Untersuchungen wegen Christenmorden in der Türkei

Ex-General unter Verdacht

In der Türkei läuft seit fast fünf Jahren ein Gerichtsverfahren gegen die Ermordung von drei protestantischen Christen im April 2007. Nun kommt eine neue Wende in den Fall: Die Staatsanwaltschaft hat einen prominenten, früheren ranghohen Militär ins Visier genommen.

Mor Gabriel gilt als eines der ältesten christlichen Klöster der Welt  (DR)
Mor Gabriel gilt als eines der ältesten christlichen Klöster der Welt / ( DR )

Der ehemalige General Hursit Tolon werde als Hauptverdächtiger angeklagt, berichtete die Zeitung "Today"s Zaman" am Montag (11.06.2012). Unter den Opfern im ostanatolischen Malatya war der deutsche Missionar Tillman Geske. Tolon sitzt derzeit wegen seiner mutmaßlichen Rolle im rechtsgerichteten Geheimbund Ergenekon in Untersuchungshaft.

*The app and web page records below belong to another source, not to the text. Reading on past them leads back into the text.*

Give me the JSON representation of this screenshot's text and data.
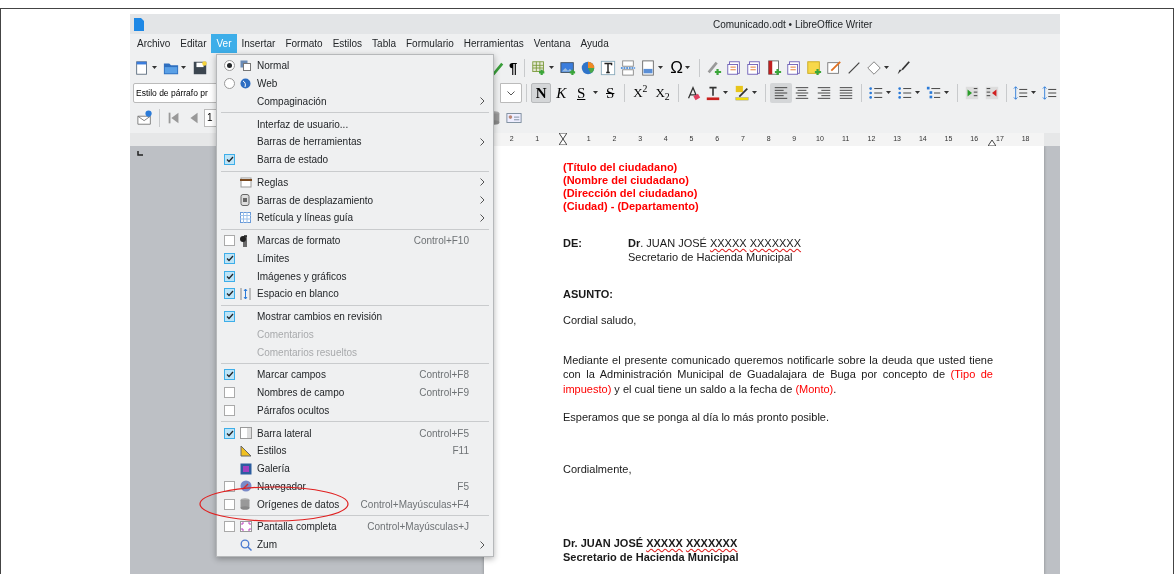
{
  "window": {
    "title": "Comunicado.odt • LibreOffice Writer"
  },
  "menubar": [
    {
      "label": "Archivo",
      "selected": false
    },
    {
      "label": "Editar",
      "selected": false
    },
    {
      "label": "Ver",
      "selected": true
    },
    {
      "label": "Insertar",
      "selected": false
    },
    {
      "label": "Formato",
      "selected": false
    },
    {
      "label": "Estilos",
      "selected": false
    },
    {
      "label": "Tabla",
      "selected": false
    },
    {
      "label": "Formulario",
      "selected": false
    },
    {
      "label": "Herramientas",
      "selected": false
    },
    {
      "label": "Ventana",
      "selected": false
    },
    {
      "label": "Ayuda",
      "selected": false
    }
  ],
  "toolbar": {
    "formatting_marks": "¶",
    "special_character": "Ω",
    "paragraph_style": "Estilo de párrafo pr",
    "page_number": "1",
    "format_buttons": [
      {
        "label": "N",
        "selected": true
      },
      {
        "label": "K",
        "selected": false
      },
      {
        "label": "S",
        "selected": false
      },
      {
        "label": "S",
        "selected": false
      }
    ],
    "script_buttons": [
      {
        "label": "X$^{2}$"
      },
      {
        "label": "X$_{2}$"
      }
    ],
    "alignment": [
      {
        "selected": true
      },
      {
        "selected": false
      },
      {
        "selected": false
      },
      {
        "selected": false
      }
    ]
  },
  "ruler": {
    "labels": [
      "2",
      "1",
      "1",
      "2",
      "3",
      "4",
      "5",
      "6",
      "7",
      "8",
      "9",
      "10",
      "11",
      "12",
      "13",
      "14",
      "15",
      "16",
      "17",
      "18"
    ]
  },
  "view_menu": {
    "sections": [
      [
        {
          "label": "Normal",
          "kind": "radio",
          "selected": true,
          "disabled": false,
          "submenu": false
        },
        {
          "label": "Web",
          "kind": "radio",
          "selected": false,
          "disabled": false,
          "submenu": false
        },
        {
          "label": "Compaginación",
          "kind": "plain",
          "disabled": false,
          "submenu": true
        }
      ],
      [
        {
          "label": "Interfaz de usuario...",
          "kind": "plain",
          "disabled": false,
          "submenu": false
        },
        {
          "label": "Barras de herramientas",
          "kind": "plain",
          "disabled": false,
          "submenu": true
        },
        {
          "label": "Barra de estado",
          "kind": "check",
          "checked": true,
          "disabled": false,
          "submenu": false
        }
      ],
      [
        {
          "label": "Reglas",
          "kind": "plain",
          "disabled": false,
          "submenu": true
        },
        {
          "label": "Barras de desplazamiento",
          "kind": "plain",
          "disabled": false,
          "submenu": true
        },
        {
          "label": "Retícula y líneas guía",
          "kind": "plain",
          "disabled": false,
          "submenu": true
        }
      ],
      [
        {
          "label": "Marcas de formato",
          "kind": "check",
          "checked": false,
          "disabled": false,
          "submenu": false,
          "shortcut": "Control+F10"
        },
        {
          "label": "Límites",
          "kind": "check",
          "checked": true,
          "disabled": false,
          "submenu": false
        },
        {
          "label": "Imágenes y gráficos",
          "kind": "check",
          "checked": true,
          "disabled": false,
          "submenu": false
        },
        {
          "label": "Espacio en blanco",
          "kind": "check",
          "checked": true,
          "disabled": false,
          "submenu": false
        }
      ],
      [
        {
          "label": "Mostrar cambios en revisión",
          "kind": "check",
          "checked": true,
          "disabled": false,
          "submenu": false
        },
        {
          "label": "Comentarios",
          "kind": "plain",
          "disabled": true,
          "submenu": false
        },
        {
          "label": "Comentarios resueltos",
          "kind": "plain",
          "disabled": true,
          "submenu": false
        }
      ],
      [
        {
          "label": "Marcar campos",
          "kind": "check",
          "checked": true,
          "disabled": false,
          "submenu": false,
          "shortcut": "Control+F8"
        },
        {
          "label": "Nombres de campo",
          "kind": "check",
          "checked": false,
          "disabled": false,
          "submenu": false,
          "shortcut": "Control+F9"
        },
        {
          "label": "Párrafos ocultos",
          "kind": "check",
          "checked": false,
          "disabled": false,
          "submenu": false
        }
      ],
      [
        {
          "label": "Barra lateral",
          "kind": "check",
          "checked": true,
          "disabled": false,
          "submenu": false,
          "shortcut": "Control+F5"
        },
        {
          "label": "Estilos",
          "kind": "plain",
          "disabled": false,
          "submenu": false,
          "shortcut": "F11"
        },
        {
          "label": "Galería",
          "kind": "plain",
          "disabled": false,
          "submenu": false
        },
        {
          "label": "Navegador",
          "kind": "check",
          "checked": false,
          "disabled": false,
          "submenu": false,
          "shortcut": "F5"
        },
        {
          "label": "Orígenes de datos",
          "kind": "check",
          "checked": false,
          "disabled": false,
          "submenu": false,
          "shortcut": "Control+Mayúsculas+F4"
        }
      ],
      [
        {
          "label": "Pantalla completa",
          "kind": "check",
          "checked": false,
          "disabled": false,
          "submenu": false,
          "shortcut": "Control+Mayúsculas+J"
        },
        {
          "label": "Zum",
          "kind": "plain",
          "disabled": false,
          "submenu": true
        }
      ]
    ]
  },
  "document": {
    "blocks": [
      {
        "kind": "address",
        "lines": [
          "(Título del ciudadano)",
          "(Nombre del ciudadano)",
          "(Dirección del ciudadano)",
          "(Ciudad) - (Departamento)"
        ]
      },
      {
        "kind": "sender",
        "label": "DE:",
        "lines": [
          [
            {
              "text": "Dr",
              "kind": "bold"
            },
            {
              "text": ". JUAN JOSÉ ",
              "kind": "plain"
            },
            {
              "text": "XXXXX XXXXXXX",
              "kind": "misspelled"
            }
          ],
          [
            {
              "text": "Secretario de Hacienda Municipal",
              "kind": "plain"
            }
          ]
        ]
      },
      {
        "kind": "heading",
        "text": "ASUNTO:"
      },
      {
        "kind": "paragraph",
        "segments": [
          {
            "text": "Cordial saludo,",
            "kind": "plain"
          }
        ]
      },
      {
        "kind": "paragraph",
        "segments": [
          {
            "text": "Mediante el presente comunicado queremos notificarle sobre la deuda que usted tiene con la Administración Municipal de Guadalajara de Buga por concepto de ",
            "kind": "plain"
          },
          {
            "text": "(Tipo de impuesto)",
            "kind": "placeholder"
          },
          {
            "text": " y el cual tiene un saldo a la fecha de ",
            "kind": "plain"
          },
          {
            "text": "(Monto)",
            "kind": "placeholder"
          },
          {
            "text": ".",
            "kind": "plain"
          }
        ]
      },
      {
        "kind": "paragraph",
        "segments": [
          {
            "text": "Esperamos que se ponga al día lo más pronto posible.",
            "kind": "plain"
          }
        ]
      },
      {
        "kind": "paragraph",
        "segments": [
          {
            "text": "Cordialmente,",
            "kind": "plain"
          }
        ]
      },
      {
        "kind": "signature",
        "lines": [
          [
            {
              "text": "Dr. JUAN JOSÉ ",
              "kind": "bold"
            },
            {
              "text": "XXXXX XXXXXXX",
              "kind": "bold_misspelled"
            }
          ],
          [
            {
              "text": "Secretario de Hacienda Municipal",
              "kind": "bold"
            }
          ]
        ]
      }
    ]
  }
}
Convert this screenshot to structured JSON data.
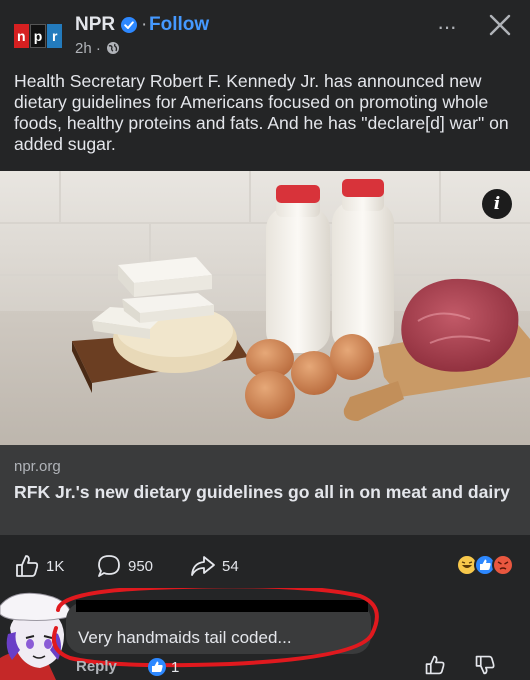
{
  "header": {
    "logo_letters": [
      "n",
      "p",
      "r"
    ],
    "page_name": "NPR",
    "separator": "·",
    "follow_label": "Follow",
    "timestamp": "2h ·",
    "more_label": "···"
  },
  "post": {
    "text": "Health Secretary Robert F. Kennedy Jr. has announced new dietary guidelines for Americans focused on promoting whole foods, healthy proteins and fats. And he has \"declare[d] war\" on added sugar."
  },
  "link_card": {
    "info_label": "i",
    "domain": "npr.org",
    "title": "RFK Jr.'s new dietary guidelines go all in on meat and dairy"
  },
  "actions": {
    "like_count": "1K",
    "comment_count": "950",
    "share_count": "54"
  },
  "comment": {
    "text": "Very handmaids tail coded...",
    "reply_label": "Reply",
    "like_count": "1"
  },
  "colors": {
    "background": "#242526",
    "card": "#3a3b3c",
    "link_blue": "#4599ff",
    "verified_blue": "#2d88ff",
    "scribble_red": "#e0191e"
  }
}
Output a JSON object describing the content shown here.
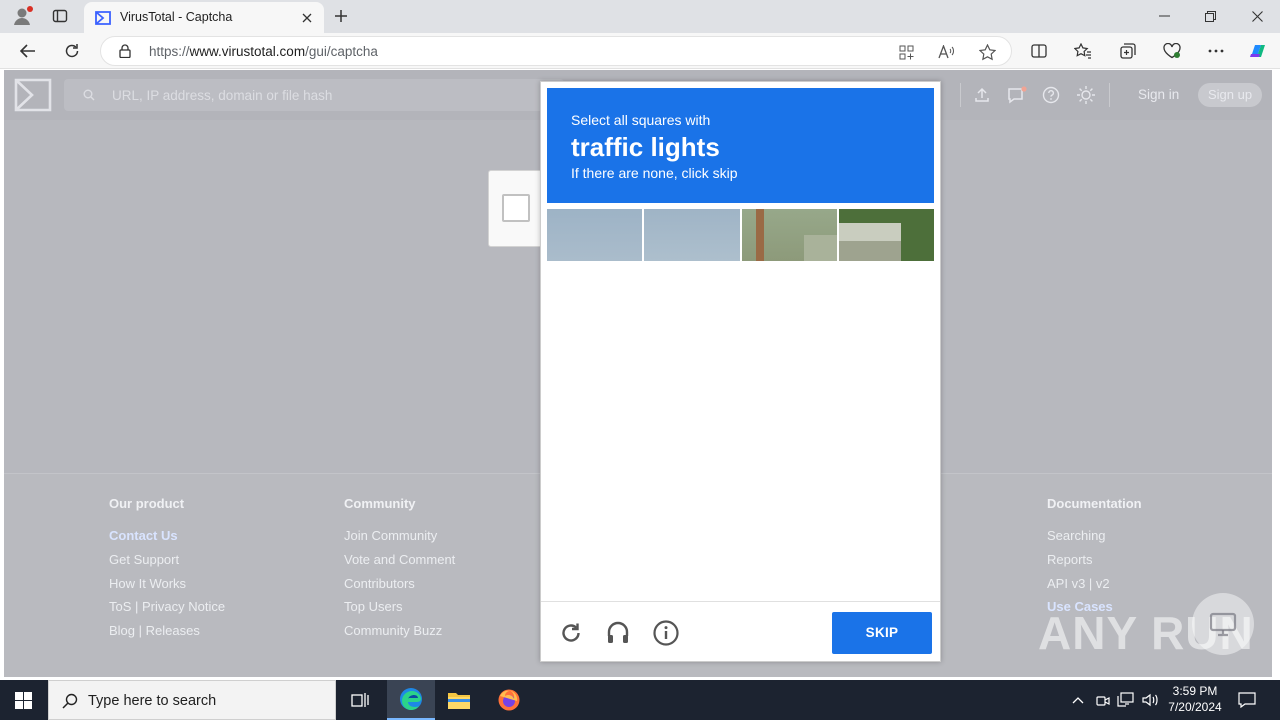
{
  "browser": {
    "tab_title": "VirusTotal - Captcha",
    "url_prefix": "https://",
    "url_domain": "www.virustotal.com",
    "url_path": "/gui/captcha"
  },
  "vt_header": {
    "search_placeholder": "URL, IP address, domain or file hash",
    "signin": "Sign in",
    "signup": "Sign up"
  },
  "footer": {
    "columns": [
      {
        "heading": "Our product",
        "links": [
          "Contact Us",
          "Get Support",
          "How It Works",
          "ToS | Privacy Notice",
          "Blog | Releases"
        ]
      },
      {
        "heading": "Community",
        "links": [
          "Join Community",
          "Vote and Comment",
          "Contributors",
          "Top Users",
          "Community Buzz"
        ]
      },
      {
        "heading": "Documentation",
        "links": [
          "Searching",
          "Reports",
          "API v3 | v2",
          "Use Cases"
        ]
      }
    ]
  },
  "captcha": {
    "line1": "Select all squares with",
    "target": "traffic lights",
    "line3": "If there are none, click skip",
    "skip_label": "SKIP",
    "accent": "#1a73e8"
  },
  "taskbar": {
    "search_placeholder": "Type here to search",
    "time": "3:59 PM",
    "date": "7/20/2024"
  },
  "watermark": "ANY RUN"
}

In Malatya läuft seit November 2007 das Gerichtsverfahren gegen die mutmaßlichen Christenmörder, die laut Anklage von rechtsradikalen Kreisen im Staatsapparat aufgestachelt wurden. Im Jahr 2009 tauchte ein angeblicher Geheimplan von Ergenekon auf, in dem Mordkomplotte gegen Christen zur Destabilisierung der Erdogan-Regierung in Ankara beschrieben wurden. In diesem Geheimplan wurden die Christenmorde von Malatya als "Operation" bezeichnet.



Nun reichten Medienberichten zufolge die Staatsanwälte in Malatya eine zusätzliche Anklageschrift ein, die den Mord an den Christen als Werk von Ergenekon einstuft; das Verfahren soll am 18. Juni fortgesetzt werden. Laut der Istanbuler Staatsanwaltschaft plante Ergenekon diverse Terroraktionen, um das gesellschaftliche Klima für einen Militärputsch gegen Regierungschef Recep Tayyip Erdogan zu schaffen.



Weitere Christenmorde sind möglich

Der Journalist und Buchautor Adem Yavuz Arslan sagte "Today"s Zaman", die Christenmorde von Malatya seien Teil eines "größeren Plans" zur Destabilisierung des Landes gewesen. Zwischen 2003 und 2007 habe es mehr als hundert Angriffe auf Christen in der Türkei gegeben, darunter der Mordanschlag auf den italienischen Priester Andrea Santoro im Jahr 2006 und die Ermordung des armenischstämmigen Journalisten Hrant Dink im Januar 2007. Nach dem Beginn der Ergenekon-Ermittlungen im Jahr 2007 und der Verhaftung der mutmaßlichen Anführer des Geheimbundes sei die Zahl der Übergriffe stark zurückgegangen.



Dennoch gebe es nach wie vor Leute im Staatsapparat, die wie in Malatya junge Extremisten zu Gewalttaten anstacheln könnten, sagte Arslan. Wenn der Fall Ergenekon nicht gründlich aufgearbeitet werde, "dann könnten wir weitere Morde an Christen erleben".